Today's Word is Tremolo

Boy, there's some confusion around this one.  Let me throw my hat into the ring.

Tremolo or tremelo?
First of all, let's get one thing straight: It's tremolo.  It isn't tremelo.  There's no such word.  In spite of the fact that this isn't in the dictionary, it can be found in relative abundance on eBay.  A quick search turned up 464 hits under the guitar category for "tremolo" vs. 119 hits for "tremelo."  And I couldn't spell check this page without it giving me a heads-up that this was a nonsense word.  So there you go.

Speaking of dictionaries

The odd thing about this term is that is has come to have three distinct and almost completely different, non-overlapping meanings.

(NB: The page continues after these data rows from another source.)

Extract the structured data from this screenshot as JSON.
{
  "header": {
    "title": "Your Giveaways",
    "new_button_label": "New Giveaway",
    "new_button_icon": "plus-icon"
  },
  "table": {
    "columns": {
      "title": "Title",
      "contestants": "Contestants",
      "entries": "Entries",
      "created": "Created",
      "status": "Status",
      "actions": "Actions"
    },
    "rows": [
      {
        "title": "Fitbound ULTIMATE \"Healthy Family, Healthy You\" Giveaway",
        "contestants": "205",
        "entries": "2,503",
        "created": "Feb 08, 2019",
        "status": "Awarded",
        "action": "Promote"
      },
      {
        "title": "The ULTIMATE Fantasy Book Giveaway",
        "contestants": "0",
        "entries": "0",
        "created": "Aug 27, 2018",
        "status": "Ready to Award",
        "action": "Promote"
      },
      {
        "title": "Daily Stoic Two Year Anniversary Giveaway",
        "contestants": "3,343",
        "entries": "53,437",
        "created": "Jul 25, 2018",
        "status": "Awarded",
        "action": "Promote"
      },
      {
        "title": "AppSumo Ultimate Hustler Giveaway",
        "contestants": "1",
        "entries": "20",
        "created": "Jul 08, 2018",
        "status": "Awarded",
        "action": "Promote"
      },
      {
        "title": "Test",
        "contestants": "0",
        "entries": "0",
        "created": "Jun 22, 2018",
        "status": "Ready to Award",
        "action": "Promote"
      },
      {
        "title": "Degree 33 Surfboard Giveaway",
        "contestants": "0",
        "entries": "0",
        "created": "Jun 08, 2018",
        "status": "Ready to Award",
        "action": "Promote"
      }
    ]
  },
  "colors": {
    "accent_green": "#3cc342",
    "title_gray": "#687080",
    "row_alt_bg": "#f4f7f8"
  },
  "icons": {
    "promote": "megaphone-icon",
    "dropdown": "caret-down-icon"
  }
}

  • Hardware.  Primarily for most of us guitarists, it's the hardware that invariably involves springs and allows you to supply vibrato to your strings by mechanically tightening and/or loosening them around the original pitch.  A lot of people talk in terms of the "whammy bar," although this only works when it's attached to a tremolo.
  • Effects.  It's also a guitar effect.  Rather than altering the pitch of the note, the tremolo effect on amplifiers and guitar effects pedals/processors alternately raises and lowers the volume of the output.  Guitarists like Duane Eddy frequently used this effect to give his guitar a menacing tone from a paradoxically "trembling" sound.  This is common on many country and western recordings.
  • Picking.  Finally, it's also a style of picking.  Rather than altering either the pitch or the volume, tremelo picking is picking a guitar string very rapidly, perhaps on the order of 64th notes, much like that employed in playing a mandolin.  Eddie Van Halen used this approach quite a bit in his early days.  Rather than holding the pick as most of us do between his index finger and thumb, he instead uses his thumb and middle finger.  This changes the center of mass for this hand, and thus makes it easier to rotate rapidly.  Hence we get Eruption.
Hopefully this will be the first page that comes up when you search for the word "tremelo," whatever that is!